The Eastern District of Texas continued in its efforts to compel attorneys to report on all pre-trial jury research including the names of all of the research participants who might otherwise be in the jury pool for the actual trial. Although these measures may be surprising in the modern litigation environment in which pre-trial research in high dollar cases is routinely and matter-of-factly administered, these orders appear to stem from a concern that the venire has a limited number of qualified jurors.
In a January 3 order on the patent case 3rd Eye Surveillance, LLC v. The City of Fort Worth, Magistrate Judge John D. Love told the parties that “if either party intends to conduct mock trials, focus groups, or similar studies in preparation for trial, the party who commissions such a study shall retain, to the extent practicable, the name and address of each participant in the study.

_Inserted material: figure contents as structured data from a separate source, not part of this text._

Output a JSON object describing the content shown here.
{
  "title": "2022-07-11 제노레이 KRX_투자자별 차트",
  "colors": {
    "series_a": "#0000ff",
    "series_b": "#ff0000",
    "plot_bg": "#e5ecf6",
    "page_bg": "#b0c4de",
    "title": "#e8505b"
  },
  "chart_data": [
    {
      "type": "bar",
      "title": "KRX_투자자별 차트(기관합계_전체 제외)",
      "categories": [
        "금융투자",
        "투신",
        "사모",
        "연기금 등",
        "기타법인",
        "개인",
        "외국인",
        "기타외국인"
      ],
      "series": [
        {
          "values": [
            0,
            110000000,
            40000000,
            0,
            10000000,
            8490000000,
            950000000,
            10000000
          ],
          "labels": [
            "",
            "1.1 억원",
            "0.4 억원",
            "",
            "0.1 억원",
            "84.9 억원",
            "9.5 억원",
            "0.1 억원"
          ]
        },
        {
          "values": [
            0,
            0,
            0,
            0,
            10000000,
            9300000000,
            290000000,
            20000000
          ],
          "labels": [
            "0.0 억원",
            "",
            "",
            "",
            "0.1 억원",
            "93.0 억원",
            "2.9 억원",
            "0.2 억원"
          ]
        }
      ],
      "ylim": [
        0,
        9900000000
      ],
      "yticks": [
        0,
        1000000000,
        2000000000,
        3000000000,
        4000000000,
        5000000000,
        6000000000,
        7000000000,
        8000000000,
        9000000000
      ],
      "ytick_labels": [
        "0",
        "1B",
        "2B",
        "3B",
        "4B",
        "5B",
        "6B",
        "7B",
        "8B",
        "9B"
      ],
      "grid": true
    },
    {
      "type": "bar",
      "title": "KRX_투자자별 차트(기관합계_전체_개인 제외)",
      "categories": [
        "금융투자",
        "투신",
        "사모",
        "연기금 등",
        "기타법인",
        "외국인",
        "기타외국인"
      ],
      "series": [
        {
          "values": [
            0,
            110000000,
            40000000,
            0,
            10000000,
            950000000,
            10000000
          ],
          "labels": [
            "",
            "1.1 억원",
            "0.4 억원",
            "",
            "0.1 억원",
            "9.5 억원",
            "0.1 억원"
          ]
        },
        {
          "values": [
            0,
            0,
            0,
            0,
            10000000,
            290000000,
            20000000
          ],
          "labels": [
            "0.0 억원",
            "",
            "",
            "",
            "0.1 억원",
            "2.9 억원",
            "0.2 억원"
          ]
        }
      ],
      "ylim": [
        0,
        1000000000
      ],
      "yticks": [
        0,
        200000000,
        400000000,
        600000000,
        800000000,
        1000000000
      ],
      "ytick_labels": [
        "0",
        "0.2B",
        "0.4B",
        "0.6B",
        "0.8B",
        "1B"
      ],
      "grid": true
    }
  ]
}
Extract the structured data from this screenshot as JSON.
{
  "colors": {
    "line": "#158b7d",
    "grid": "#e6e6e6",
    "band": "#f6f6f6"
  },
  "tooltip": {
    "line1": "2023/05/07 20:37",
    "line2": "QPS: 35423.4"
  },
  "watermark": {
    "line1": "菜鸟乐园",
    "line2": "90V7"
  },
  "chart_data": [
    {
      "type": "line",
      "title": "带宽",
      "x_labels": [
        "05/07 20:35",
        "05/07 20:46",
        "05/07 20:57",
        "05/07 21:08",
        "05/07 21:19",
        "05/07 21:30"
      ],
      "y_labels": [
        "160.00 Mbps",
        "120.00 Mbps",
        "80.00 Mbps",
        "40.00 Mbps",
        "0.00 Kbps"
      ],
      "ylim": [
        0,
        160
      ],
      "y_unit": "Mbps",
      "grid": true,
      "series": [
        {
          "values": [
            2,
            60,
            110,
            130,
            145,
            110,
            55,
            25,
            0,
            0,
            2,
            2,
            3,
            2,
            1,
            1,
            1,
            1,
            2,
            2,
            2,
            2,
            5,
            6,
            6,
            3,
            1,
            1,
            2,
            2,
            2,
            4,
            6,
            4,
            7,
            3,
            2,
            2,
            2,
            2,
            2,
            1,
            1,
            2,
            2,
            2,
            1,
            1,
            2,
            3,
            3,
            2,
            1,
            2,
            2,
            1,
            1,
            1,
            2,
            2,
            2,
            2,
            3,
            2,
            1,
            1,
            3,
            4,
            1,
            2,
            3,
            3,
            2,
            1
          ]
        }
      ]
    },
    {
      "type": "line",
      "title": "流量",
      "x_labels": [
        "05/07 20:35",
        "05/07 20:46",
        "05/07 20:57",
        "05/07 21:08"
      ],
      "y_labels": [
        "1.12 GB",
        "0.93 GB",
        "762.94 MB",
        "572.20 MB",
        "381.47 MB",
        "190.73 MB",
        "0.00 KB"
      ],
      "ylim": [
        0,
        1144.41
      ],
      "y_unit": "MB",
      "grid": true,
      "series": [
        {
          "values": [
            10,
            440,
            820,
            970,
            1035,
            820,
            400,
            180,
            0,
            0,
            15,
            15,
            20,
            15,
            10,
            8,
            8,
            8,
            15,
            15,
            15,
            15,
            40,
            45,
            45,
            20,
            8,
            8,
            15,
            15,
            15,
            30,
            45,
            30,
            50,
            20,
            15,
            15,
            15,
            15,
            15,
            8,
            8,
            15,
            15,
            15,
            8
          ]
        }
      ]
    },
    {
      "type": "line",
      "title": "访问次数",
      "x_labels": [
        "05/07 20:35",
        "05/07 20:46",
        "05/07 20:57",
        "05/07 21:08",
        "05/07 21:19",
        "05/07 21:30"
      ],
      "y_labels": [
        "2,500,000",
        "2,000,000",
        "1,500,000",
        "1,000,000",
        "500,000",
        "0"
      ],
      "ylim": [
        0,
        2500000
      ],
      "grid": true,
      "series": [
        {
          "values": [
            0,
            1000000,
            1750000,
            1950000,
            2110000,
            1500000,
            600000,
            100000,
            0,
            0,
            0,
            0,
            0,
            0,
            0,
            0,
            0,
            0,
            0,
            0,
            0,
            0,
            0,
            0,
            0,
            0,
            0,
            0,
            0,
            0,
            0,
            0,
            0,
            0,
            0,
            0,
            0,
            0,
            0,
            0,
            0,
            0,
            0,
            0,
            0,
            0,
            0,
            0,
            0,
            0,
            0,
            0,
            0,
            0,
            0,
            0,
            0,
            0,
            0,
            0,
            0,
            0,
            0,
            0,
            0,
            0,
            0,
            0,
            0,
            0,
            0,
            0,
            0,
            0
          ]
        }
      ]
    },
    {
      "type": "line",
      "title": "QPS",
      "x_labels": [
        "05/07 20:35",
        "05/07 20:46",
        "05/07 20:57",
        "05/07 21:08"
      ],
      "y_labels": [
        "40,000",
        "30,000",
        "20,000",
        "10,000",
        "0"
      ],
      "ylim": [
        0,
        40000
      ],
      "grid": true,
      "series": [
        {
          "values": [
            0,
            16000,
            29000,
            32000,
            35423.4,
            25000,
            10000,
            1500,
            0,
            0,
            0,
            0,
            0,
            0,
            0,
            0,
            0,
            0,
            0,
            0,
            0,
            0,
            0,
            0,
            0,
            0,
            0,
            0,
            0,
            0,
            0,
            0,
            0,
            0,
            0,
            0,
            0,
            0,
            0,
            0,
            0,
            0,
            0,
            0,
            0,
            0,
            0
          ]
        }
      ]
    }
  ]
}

Any party who commissions such a study shall advise the other party to the case, as well as the court . . . Upon receipt of any jury list, the party who commissioned the study shall immediately cross-reference the jury list with the identities of the participants and advise the other party and the court of any prospective juror who participated in any study.”
This order is in keeping with a February 2012 standing ruling by Judge Rodney Gilstrap in the same district who stated that he, along with Judge Roy Payne, “strongly discourages the parties from conducting mock jury trials, focus groups, or other similar studies in which any mock jurors or similar participants reside in the division where the case is pending, ” because “Participation in such studies increases the risk that otherwise qualified venire members will be disqualified from jury service either through participation in such studies or other extrajudicial knowledge concerning the facts of the case or the law to be applied; and WHEREAS: Such risk threatens the administration of justice.” Similarly, the parties were told that if they did pre-trial research anyway, they should retain the names of participants, notify the court and opposing counsel and cross-reference lists of actual jurors.
Although we may be considered biased toward the research end, it should be noted that after two decades of doing pre-trial jury research with thousands of mock jurors all across the country, we have yet to encounter a research participant causing an obstacle to the administration of justice at trial.